The earnings call indicates strong financial performance with increased gross profit and EBITDA, reduced debt servicing costs, and significant cash reserves. Positive developments include higher gold production, ongoing exploration, and strategic investments. Despite some concerns about production grades at San José and regulatory uncertainties, management's optimistic guidance and strategic focus on growth and exploration investments indicate a positive sentiment. The market is likely to react positively over the next two weeks, expecting further updates and developments.

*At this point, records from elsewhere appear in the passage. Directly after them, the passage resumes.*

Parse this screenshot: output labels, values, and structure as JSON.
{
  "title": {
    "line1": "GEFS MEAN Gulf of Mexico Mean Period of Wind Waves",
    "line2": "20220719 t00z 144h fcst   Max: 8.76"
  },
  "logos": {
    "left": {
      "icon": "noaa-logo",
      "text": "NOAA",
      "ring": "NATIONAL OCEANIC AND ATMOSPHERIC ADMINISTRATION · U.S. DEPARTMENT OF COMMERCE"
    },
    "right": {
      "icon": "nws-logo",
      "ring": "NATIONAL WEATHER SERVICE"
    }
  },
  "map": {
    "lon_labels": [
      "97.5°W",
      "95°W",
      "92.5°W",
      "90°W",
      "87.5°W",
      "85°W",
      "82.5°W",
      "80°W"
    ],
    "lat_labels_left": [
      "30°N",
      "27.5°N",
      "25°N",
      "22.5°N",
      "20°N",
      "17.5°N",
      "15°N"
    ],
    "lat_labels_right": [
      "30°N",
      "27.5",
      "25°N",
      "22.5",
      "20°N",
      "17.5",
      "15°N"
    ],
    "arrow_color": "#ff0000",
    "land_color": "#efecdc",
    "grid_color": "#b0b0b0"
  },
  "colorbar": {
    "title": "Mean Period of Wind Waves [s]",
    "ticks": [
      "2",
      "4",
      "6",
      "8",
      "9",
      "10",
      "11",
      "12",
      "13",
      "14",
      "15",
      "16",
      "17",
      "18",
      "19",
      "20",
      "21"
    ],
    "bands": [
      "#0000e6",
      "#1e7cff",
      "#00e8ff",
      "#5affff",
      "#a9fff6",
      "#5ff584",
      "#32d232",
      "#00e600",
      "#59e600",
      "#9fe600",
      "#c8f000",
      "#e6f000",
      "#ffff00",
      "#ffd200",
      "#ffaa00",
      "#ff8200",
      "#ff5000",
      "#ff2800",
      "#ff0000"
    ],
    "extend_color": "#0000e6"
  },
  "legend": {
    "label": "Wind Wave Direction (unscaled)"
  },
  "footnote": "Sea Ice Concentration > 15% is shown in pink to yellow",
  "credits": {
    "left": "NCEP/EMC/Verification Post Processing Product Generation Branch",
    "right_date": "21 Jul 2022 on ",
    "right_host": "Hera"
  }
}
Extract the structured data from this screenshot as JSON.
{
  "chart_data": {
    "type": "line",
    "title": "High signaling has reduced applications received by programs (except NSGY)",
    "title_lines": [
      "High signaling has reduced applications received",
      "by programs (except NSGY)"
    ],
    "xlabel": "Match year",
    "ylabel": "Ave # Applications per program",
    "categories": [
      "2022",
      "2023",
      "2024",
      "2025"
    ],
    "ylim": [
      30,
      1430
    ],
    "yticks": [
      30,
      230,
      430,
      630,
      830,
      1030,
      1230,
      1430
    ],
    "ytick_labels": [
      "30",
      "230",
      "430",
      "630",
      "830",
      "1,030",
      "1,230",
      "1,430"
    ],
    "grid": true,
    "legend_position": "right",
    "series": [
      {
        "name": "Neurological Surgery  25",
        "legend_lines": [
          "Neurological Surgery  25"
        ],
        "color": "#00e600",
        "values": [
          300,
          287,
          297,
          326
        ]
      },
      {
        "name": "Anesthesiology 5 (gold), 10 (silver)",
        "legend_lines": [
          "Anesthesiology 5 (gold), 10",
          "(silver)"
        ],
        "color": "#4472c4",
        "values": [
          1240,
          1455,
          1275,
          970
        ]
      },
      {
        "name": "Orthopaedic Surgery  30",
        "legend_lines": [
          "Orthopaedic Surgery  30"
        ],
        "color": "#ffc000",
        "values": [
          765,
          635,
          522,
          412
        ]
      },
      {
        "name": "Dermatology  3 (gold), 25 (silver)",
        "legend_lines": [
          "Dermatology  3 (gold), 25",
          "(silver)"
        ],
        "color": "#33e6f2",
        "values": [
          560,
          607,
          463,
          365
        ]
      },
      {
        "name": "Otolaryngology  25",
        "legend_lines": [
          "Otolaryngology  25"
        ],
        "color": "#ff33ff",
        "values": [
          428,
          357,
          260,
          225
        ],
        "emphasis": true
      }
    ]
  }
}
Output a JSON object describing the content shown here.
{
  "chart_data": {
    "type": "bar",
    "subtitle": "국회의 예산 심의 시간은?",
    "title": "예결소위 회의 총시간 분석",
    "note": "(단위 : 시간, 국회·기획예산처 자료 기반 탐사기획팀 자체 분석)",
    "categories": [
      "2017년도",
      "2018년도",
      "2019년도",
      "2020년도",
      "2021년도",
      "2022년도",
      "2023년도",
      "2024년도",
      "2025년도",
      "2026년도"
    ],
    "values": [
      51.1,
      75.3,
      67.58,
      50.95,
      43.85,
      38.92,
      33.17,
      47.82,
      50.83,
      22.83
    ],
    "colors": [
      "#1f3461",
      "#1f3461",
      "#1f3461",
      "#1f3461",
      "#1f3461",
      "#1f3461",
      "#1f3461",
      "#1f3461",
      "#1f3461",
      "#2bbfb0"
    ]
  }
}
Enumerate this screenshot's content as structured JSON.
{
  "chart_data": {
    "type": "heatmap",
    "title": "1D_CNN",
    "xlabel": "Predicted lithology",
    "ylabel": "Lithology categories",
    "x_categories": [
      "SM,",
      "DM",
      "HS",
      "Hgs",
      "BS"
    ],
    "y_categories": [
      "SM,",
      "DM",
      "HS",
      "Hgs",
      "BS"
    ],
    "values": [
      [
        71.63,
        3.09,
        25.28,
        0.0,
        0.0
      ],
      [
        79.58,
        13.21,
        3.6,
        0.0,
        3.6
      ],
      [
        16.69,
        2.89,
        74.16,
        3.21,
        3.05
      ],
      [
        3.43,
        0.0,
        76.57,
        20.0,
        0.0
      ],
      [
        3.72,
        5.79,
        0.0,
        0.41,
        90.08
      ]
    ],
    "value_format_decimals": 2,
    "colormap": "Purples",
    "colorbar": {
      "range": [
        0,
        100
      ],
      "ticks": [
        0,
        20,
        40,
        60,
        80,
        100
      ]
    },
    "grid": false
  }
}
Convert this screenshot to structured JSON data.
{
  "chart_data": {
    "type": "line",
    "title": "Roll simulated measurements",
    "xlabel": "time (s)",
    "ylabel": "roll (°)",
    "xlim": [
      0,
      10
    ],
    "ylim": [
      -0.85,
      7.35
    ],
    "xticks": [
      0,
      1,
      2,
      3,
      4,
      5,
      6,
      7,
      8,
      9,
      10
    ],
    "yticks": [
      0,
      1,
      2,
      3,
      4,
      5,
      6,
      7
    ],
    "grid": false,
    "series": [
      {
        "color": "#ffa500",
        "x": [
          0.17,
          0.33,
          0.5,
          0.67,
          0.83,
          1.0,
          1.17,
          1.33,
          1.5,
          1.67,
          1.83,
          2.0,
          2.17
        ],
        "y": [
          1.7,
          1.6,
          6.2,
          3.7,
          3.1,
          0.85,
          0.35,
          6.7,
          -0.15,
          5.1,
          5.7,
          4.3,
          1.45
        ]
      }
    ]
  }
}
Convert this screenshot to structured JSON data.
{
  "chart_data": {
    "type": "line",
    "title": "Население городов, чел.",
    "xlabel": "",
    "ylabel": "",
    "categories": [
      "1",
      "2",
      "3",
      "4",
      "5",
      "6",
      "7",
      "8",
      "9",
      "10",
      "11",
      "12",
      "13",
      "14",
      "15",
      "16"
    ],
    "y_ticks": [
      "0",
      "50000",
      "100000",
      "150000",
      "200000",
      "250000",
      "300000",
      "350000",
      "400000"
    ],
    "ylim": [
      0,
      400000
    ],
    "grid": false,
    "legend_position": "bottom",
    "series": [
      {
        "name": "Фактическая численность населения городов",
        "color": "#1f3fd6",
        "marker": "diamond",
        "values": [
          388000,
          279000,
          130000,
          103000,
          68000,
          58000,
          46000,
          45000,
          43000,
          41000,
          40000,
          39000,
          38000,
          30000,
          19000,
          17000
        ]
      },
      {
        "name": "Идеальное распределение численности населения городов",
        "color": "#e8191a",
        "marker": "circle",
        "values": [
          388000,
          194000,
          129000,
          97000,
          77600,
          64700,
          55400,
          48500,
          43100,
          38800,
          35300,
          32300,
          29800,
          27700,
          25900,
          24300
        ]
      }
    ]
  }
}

The earnings call presents a mixed picture: strong financial performance with increased gross profit and EBITDA, but concerns over high all-in sustaining costs and increased debt. Positive elements include resumed dividends from San José Mine and lower debt servicing costs. However, production risks at Fox Complex and high costs at Gold Bar offset these positives. Q&A reveals uncertainties about cash sufficiency for projects and lack of clarity on timelines for key developments. Overall, while there are positive financial metrics, the operational and cost challenges suggest a neutral stock price movement.
The earnings call presents a mixed picture: strong EBITDA growth and a forthcoming dividend are positives, while increased debt and net losses are concerns. Regulatory challenges and exploration risks add uncertainty. Q&A insights reveal management's cautious optimism but also highlight unclear responses on key issues. The neutral sentiment is reinforced by the lack of a clear market cap, making precise stock movement predictions challenging.